Abstract
The socioeconomic benefits from the development of wind power could go beyond environmental issues or the diversification of the energy mix. There is an increasing interest in quantifying the impact on regional economies of such deployment, especially in those peripheral regions with low growth rates and traditional declined sectors. However, many studies in this field are meta-analyses or they do not take into account the different dynamics between temporal and permanent activities in the sector as well as the regional singularities.
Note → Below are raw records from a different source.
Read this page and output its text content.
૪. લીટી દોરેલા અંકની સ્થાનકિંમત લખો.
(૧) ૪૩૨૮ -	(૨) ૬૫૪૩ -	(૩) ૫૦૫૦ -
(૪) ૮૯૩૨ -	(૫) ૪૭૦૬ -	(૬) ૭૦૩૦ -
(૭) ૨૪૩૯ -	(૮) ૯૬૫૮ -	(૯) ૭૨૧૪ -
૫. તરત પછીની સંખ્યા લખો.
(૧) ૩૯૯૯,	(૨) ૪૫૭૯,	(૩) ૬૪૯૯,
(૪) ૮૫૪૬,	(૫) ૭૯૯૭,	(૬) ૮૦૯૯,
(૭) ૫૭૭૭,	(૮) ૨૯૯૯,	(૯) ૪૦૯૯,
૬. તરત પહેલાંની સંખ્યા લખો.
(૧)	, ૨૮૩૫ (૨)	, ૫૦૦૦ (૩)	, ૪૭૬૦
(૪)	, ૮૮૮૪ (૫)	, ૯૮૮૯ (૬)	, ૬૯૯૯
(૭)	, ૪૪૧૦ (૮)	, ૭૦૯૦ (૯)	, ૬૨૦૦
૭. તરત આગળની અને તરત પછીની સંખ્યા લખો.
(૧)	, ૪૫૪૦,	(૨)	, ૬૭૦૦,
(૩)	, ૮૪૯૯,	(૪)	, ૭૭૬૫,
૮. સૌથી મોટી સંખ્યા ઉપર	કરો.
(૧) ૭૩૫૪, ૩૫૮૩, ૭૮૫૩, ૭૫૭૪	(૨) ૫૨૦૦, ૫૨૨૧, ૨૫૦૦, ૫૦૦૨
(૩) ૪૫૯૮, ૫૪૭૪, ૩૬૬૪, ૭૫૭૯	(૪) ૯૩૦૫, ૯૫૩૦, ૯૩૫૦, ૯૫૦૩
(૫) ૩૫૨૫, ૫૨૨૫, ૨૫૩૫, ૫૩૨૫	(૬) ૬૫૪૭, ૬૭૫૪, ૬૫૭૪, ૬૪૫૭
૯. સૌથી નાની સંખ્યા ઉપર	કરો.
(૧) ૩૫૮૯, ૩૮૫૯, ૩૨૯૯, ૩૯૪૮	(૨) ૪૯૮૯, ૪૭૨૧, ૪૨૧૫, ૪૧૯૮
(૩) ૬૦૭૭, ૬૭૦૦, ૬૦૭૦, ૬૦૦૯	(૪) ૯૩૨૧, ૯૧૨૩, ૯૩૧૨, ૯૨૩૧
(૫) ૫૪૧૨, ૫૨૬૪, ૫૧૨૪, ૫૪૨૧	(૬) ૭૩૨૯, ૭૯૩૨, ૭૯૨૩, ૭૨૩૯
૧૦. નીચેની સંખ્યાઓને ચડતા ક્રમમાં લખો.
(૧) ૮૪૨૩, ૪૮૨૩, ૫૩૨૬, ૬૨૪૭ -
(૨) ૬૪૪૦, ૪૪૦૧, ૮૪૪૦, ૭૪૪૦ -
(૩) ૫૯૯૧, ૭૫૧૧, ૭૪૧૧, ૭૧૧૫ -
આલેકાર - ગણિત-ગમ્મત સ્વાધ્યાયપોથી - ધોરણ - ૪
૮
The main aim of this paper is to analyse the economic impact of wind energy, in terms of contribution to the GDP and job creation, applying as a case study the Spanish peripheral region of Galicia. This quantification is addressed from a regional and sectoral perspective. The methodology is based on the analysis of the value chains regarding the design of the investment breakdown between temporal and permanent activities, and the input–output approach in order to assess the economic impact. In addition, the regional symmetric matrices are updated by means of a variation of the RAS technique which avoids the fixed technical coefficients related to the traditional input–output models.
Empirical evidences underline the remarkable economic impact on the regional GDP and, to a lesser extent, on the employment. Although wind sector is capital intensive, employment increases in large amounts in industrial subsectors and knowledge intensive activities such as R&D. Hence, it might be an industrial alternative in peripheral regions if legislative instability is removed and promotion polices foster the regional value chain.